Wagner beschwor die Gemeinsamkeit der Demokraten. "Unsere Gegner sind die Feinde der Demokratie", sagte er. Dass er die AfD dazu zählt, machte er unter anderem mit Zitaten des thüringischen AfD-Landeschefs Björn Höcke klar: Dieser hat unter anderem "wohltemperierte Grausamkeiten" in der Migrationspolitik als nötig bezeichnet.

Ministerpräsident Rhein wird heftig

Besonders heftig wurde Ministerpräsident Boris Rhein (CDU): "Wer so redet, wer so denkt, der ist eine Schande für Deutschland", rief er erregt der AfD zu.

Dass die Partei sich als bürgerlich-konservativ bezeichnet, sei unsinnig.
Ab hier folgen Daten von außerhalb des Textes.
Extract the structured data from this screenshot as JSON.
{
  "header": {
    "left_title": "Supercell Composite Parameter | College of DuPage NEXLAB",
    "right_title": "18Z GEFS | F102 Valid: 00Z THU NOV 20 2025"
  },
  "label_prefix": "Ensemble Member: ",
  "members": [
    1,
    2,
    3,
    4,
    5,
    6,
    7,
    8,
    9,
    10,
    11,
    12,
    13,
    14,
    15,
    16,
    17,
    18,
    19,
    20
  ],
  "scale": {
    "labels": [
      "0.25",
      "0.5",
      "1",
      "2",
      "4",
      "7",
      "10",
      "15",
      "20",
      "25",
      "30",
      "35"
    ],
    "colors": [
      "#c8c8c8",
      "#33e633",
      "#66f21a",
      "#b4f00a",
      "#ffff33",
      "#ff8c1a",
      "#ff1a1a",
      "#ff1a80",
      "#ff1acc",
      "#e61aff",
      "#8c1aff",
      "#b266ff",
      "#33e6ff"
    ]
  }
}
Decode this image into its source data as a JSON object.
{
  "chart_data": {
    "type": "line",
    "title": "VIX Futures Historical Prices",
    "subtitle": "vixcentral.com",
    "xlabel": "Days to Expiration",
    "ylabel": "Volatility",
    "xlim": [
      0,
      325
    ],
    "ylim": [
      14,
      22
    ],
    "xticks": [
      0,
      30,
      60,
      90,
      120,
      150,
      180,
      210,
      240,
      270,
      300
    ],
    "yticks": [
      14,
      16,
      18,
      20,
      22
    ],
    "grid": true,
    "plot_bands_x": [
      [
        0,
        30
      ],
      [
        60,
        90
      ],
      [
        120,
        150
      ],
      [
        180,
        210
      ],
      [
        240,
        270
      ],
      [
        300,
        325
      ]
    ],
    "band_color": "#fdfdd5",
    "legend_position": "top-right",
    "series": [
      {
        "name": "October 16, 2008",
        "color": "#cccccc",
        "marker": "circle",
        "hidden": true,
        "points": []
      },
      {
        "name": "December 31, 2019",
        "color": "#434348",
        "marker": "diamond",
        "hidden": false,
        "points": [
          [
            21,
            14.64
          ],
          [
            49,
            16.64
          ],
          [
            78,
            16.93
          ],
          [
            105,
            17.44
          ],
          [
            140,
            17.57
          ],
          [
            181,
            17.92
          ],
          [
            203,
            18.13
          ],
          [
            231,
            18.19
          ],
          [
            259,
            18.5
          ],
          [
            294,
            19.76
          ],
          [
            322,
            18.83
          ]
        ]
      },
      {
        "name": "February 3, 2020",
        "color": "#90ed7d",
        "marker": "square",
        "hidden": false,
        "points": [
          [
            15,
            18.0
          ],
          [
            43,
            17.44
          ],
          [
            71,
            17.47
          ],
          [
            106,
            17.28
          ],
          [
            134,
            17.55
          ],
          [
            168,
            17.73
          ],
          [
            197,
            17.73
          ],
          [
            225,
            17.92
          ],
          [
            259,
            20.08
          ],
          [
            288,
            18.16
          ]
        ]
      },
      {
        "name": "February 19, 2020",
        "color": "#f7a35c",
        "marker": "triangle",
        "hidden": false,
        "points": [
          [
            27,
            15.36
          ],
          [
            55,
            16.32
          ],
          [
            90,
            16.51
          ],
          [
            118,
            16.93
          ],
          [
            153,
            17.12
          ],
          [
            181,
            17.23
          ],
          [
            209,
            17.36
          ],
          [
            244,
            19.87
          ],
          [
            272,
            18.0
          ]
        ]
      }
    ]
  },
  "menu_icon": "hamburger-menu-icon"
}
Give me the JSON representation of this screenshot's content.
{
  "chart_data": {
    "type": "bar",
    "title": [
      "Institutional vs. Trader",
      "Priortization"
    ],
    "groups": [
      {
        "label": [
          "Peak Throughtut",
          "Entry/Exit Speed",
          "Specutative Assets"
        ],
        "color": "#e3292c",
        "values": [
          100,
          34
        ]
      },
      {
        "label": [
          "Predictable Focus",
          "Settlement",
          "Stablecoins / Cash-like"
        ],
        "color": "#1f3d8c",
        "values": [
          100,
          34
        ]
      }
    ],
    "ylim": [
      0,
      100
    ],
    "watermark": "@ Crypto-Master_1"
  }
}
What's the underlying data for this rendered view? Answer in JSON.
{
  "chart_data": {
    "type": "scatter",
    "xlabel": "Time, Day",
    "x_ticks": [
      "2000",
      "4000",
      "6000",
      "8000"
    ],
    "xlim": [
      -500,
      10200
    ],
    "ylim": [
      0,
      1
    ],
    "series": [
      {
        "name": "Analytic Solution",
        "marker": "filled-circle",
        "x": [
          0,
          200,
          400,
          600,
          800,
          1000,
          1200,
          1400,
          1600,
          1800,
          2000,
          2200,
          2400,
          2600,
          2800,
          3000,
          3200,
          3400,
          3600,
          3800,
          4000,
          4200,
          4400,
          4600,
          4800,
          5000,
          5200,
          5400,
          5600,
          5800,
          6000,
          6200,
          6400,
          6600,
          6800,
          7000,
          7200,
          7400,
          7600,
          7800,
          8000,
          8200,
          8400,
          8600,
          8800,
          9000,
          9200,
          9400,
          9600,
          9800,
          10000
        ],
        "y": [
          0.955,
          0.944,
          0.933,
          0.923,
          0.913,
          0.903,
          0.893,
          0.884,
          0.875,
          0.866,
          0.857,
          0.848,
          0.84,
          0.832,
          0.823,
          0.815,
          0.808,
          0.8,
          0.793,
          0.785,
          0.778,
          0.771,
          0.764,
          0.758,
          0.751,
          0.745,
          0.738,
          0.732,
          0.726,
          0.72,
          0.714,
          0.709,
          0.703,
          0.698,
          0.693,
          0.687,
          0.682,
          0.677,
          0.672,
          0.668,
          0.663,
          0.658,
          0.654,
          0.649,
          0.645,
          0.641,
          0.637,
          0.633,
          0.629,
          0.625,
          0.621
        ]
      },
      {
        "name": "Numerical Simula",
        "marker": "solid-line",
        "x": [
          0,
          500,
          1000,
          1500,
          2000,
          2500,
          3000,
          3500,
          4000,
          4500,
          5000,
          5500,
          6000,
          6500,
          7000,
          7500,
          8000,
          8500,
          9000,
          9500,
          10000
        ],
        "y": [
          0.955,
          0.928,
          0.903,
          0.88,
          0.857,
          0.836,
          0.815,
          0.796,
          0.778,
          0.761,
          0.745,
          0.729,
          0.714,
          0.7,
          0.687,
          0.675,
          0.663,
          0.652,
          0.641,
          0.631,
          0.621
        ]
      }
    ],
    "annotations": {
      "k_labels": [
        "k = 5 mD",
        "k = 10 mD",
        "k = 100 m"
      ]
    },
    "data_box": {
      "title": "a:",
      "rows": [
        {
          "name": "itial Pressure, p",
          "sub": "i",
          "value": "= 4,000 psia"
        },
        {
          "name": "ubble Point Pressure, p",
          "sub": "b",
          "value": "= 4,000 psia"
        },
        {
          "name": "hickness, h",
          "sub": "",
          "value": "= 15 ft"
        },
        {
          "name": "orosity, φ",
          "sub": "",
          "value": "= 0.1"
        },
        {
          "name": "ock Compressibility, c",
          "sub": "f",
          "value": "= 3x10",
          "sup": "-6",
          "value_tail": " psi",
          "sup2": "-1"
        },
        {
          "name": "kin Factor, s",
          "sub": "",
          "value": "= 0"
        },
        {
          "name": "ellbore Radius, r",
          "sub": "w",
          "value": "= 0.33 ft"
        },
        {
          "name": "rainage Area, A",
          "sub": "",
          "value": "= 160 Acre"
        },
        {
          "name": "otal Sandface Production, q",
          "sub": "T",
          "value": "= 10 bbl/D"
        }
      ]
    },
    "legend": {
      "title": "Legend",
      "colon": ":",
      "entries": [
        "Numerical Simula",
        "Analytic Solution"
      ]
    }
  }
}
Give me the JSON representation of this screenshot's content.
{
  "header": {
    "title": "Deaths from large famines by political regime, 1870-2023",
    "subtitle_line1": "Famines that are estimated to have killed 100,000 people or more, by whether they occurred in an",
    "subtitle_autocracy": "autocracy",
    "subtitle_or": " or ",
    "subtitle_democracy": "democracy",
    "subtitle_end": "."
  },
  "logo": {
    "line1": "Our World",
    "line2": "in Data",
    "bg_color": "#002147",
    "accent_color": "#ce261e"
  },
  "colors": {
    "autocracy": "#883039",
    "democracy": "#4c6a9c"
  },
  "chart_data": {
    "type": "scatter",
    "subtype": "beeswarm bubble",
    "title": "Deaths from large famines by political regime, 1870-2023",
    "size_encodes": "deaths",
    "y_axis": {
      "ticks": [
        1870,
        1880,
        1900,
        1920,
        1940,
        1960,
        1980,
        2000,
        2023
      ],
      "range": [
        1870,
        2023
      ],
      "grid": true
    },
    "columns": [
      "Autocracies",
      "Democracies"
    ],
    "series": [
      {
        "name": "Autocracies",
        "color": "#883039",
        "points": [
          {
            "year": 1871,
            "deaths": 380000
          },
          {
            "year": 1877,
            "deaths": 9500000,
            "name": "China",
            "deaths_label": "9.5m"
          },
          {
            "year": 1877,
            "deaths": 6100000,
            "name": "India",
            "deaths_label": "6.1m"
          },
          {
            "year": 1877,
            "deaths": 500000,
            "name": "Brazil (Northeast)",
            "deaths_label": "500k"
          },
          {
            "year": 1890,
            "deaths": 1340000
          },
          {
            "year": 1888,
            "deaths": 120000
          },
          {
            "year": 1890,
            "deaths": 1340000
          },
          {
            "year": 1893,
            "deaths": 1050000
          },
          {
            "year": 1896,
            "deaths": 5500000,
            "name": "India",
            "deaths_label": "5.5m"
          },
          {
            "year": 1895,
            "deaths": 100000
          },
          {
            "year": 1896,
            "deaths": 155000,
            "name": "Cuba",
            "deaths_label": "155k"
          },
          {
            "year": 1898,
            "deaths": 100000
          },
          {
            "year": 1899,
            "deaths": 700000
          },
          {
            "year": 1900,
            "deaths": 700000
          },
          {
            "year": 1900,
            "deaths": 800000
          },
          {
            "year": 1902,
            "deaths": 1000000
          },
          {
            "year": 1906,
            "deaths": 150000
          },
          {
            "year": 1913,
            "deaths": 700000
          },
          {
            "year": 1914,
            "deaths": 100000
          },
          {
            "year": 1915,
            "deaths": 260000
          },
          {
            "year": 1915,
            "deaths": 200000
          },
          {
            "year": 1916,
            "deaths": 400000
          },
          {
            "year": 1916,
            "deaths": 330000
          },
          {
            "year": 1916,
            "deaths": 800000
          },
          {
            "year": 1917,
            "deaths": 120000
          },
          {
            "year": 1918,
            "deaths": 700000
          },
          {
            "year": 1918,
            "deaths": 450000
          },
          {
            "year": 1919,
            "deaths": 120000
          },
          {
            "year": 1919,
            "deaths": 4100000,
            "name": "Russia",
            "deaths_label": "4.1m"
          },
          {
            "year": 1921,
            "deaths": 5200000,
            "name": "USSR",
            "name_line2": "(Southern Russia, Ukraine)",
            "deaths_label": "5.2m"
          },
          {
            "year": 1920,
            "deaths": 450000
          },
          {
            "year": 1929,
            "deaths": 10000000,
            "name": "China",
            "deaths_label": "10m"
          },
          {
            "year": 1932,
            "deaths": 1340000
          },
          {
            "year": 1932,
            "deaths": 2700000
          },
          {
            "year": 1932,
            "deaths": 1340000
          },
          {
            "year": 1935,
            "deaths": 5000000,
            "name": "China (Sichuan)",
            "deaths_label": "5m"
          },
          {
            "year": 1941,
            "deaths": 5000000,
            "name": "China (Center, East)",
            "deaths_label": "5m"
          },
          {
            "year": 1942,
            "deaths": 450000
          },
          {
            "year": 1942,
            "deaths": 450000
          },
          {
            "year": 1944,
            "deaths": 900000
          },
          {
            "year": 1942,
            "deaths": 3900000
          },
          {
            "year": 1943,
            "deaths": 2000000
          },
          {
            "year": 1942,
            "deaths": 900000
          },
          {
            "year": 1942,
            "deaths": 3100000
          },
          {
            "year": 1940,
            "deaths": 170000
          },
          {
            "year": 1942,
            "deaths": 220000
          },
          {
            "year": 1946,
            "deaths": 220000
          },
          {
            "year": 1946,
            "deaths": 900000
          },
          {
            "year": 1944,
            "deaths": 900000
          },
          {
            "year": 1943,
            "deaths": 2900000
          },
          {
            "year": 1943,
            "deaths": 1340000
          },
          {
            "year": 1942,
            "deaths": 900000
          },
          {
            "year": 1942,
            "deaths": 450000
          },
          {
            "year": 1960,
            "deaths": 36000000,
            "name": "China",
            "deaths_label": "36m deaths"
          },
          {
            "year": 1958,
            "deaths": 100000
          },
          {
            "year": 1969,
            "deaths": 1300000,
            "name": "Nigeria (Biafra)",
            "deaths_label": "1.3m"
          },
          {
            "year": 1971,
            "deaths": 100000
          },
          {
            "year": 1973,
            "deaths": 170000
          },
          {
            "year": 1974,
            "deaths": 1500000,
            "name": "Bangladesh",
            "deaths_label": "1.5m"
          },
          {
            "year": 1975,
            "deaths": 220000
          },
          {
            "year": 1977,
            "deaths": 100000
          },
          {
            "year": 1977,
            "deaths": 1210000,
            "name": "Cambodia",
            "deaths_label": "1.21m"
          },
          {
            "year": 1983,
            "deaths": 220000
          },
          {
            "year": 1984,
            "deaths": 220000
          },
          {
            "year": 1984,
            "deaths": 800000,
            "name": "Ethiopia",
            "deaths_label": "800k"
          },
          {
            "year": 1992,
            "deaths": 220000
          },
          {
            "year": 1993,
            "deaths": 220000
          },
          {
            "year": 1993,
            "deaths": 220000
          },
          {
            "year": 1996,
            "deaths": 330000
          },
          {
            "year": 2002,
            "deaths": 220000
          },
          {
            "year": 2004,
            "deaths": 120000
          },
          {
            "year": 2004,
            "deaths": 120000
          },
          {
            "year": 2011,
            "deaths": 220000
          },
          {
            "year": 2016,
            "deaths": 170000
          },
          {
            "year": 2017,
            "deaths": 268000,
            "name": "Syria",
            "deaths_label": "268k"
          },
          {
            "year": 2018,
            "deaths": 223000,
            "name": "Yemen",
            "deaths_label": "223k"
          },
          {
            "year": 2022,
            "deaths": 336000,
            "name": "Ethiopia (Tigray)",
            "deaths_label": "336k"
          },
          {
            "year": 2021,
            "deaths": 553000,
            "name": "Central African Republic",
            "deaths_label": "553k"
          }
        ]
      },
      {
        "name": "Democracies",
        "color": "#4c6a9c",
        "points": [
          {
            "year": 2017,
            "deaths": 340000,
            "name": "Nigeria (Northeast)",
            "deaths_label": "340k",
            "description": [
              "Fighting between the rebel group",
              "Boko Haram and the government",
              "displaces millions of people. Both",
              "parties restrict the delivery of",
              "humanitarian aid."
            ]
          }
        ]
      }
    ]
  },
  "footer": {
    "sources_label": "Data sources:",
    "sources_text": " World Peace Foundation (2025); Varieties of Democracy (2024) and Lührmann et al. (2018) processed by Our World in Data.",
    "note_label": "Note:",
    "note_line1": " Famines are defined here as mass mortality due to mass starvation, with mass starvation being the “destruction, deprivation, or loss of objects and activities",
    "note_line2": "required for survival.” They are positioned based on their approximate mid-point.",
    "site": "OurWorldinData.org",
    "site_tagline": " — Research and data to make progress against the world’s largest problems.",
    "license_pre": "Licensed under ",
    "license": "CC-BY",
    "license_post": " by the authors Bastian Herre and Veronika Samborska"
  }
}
Rhein fügte hinzu: "Das wird niemals geschehen, dass es eine Koalition meiner Partei mit Ihrer Partei gibt." Das sagte Rhein, weil AfD-Fraktionschef Robert Lambrou immer wieder vorbringt, die beiden Parteien verträten die Mehrheit des bürgerlichen Lagers und sollten koalieren.

Streit über "Junge Alternative"

Bürgerlich-konservativ ist es laut Rhein im Unterschied zur AfD, den Staat und seine Demokratie zu schützen. Wie auch andere Redner führte er als Beleg für die Demokratiefeindlichkeit der AfD zudem an, dass Lambrou die Junge Alternative (JA) als "festen Bestandteil" der Partei bezeichnet hatte.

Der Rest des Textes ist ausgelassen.